If that’s you, here’s a pro-tip: Scroll each and every gallery before you press “send”, and check for image consistency. Learn to literally drop images if they don’t sit beautifully in a gallery because they’re of a different style, tone, or feel (ie, the dark, contrast-y, moody images in a sea of light and airy images). If you are missing that consistency consistently (ha), chances are you’re trying to morph your edits to accommodate different lighting scenarios on a per image basis, or you’re not married to one specific editing style, and you need to be. This isn’t to say that your style will be the same forever as you grow as a photographer; but it is important to stay consistent once you establish one. Potential clients need to know exactly what to expect from you if you’re going to be a successful photography business, so be extra picky with this one.
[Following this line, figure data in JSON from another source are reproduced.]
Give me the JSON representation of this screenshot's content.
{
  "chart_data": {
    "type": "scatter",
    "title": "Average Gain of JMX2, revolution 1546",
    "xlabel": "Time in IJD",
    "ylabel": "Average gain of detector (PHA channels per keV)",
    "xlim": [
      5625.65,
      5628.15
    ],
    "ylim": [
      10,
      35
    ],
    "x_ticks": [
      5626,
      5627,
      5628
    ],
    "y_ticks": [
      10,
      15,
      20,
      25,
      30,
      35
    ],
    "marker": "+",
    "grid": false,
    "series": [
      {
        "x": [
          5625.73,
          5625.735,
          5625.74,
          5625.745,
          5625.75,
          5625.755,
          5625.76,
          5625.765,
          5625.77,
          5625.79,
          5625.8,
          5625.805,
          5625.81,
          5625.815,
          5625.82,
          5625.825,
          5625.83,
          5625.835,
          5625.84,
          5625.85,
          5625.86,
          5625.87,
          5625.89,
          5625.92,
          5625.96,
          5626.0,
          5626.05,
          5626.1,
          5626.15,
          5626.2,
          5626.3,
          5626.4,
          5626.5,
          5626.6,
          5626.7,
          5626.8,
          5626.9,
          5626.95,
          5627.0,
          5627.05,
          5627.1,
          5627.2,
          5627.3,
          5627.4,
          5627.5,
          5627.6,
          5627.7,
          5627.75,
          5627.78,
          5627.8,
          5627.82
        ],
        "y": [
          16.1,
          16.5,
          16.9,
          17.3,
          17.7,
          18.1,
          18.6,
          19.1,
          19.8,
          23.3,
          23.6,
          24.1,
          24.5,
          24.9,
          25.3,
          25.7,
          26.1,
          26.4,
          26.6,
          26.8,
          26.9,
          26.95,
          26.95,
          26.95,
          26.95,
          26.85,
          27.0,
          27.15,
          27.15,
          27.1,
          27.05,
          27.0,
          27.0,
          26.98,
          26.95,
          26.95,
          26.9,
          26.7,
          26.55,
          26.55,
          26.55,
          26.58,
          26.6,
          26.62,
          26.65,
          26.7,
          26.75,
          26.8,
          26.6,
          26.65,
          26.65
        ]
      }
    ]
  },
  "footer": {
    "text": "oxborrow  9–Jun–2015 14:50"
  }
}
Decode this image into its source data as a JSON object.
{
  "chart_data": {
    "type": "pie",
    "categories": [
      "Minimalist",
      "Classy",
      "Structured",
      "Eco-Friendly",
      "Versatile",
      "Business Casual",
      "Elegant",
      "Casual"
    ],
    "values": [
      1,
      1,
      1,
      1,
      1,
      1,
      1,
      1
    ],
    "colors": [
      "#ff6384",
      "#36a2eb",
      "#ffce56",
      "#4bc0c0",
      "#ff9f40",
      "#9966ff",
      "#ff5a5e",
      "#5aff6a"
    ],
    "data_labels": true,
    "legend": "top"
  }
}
6. Industry Relationships – Be Involved
You don’t need to have any experience when starting a photography business. However, networking is crucial to growing recognition for your brand, and establishing positive vendor relationships is a key part in the process. In my experience from the wedding industry, great vendors look out for each other. They serve each other, they work as a team, they share information when appropriate for the good of the client, they always go above and beyond to accommodate each other. At the end of the day they’re the ones who’ll send you a client referral because they love working with a team player. There’s a saying in the industry, “Community over competition” – when it comes to working with other vendors (photographers included), drop your competitive edge, and opt to establish healthy relationships instead. You all make each other look good, so, be a team player. Be involved, be a servant, and watch those relationships grow right alongside your business.
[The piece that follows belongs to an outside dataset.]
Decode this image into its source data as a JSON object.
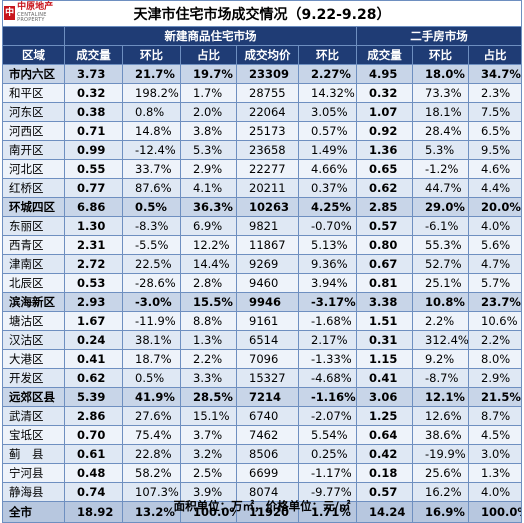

7. Stay Hungry – There’s Always More to Learn
Finally, building a successful photography business requires that you acknowledge that there’s always room to grow, and always more to learn. “Requires” seems like a strong word. Yup, it is, but 1: It’s true, you’ll probably never know all there is to know about photography, and 2: More importantly, it’s a mindset – keep the passion, keep the interest, and don’t allow yourself to become bored. Be teachable, be humble, and be generous with the information you encounter with those who are also hungry to learn. At the very core of your business is a flame that burns for photography, and staying hungry will ensure that the flame doesn’t slowly die with time.
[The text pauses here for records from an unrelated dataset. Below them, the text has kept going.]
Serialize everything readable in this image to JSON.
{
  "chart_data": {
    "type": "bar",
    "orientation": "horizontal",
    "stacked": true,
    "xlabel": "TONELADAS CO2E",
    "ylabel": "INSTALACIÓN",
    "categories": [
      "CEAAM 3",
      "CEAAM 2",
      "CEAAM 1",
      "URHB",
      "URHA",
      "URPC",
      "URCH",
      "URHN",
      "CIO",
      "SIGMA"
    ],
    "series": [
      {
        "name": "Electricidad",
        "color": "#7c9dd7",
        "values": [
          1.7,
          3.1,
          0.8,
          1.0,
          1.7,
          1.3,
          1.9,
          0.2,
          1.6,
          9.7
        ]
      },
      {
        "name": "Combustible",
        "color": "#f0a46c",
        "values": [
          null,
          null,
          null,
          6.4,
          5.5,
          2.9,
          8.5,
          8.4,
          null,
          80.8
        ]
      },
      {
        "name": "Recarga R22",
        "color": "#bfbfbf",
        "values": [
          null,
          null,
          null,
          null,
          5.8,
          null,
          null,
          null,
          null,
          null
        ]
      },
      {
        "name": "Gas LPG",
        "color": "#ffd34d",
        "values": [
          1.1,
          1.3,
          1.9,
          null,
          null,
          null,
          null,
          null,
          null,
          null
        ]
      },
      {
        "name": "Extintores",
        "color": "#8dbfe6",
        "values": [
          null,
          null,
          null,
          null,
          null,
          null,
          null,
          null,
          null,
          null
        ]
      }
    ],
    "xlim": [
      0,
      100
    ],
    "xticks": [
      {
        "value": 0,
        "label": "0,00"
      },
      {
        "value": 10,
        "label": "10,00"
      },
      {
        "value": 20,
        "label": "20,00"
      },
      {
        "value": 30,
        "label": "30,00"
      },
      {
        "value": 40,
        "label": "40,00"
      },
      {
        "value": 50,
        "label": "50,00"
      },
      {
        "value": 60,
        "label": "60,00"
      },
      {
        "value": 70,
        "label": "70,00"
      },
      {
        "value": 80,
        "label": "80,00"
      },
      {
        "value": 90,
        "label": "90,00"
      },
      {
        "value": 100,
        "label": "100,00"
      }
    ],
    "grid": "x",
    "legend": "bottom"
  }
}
You know the best part of all of this? I mentioned “formal education” or “expensive gear” zero times (really, go back and count – ZERO). This means that growing a successful photography business is pretty attainable to anyone with the work ethic and the passion to do it. I hope you’re encouraged by that. Here’s my big action item to get you started: take inventory of where you are today with these 7 things – literally, make a list of where you fall short – and create action items on what you can do to take steps towards success.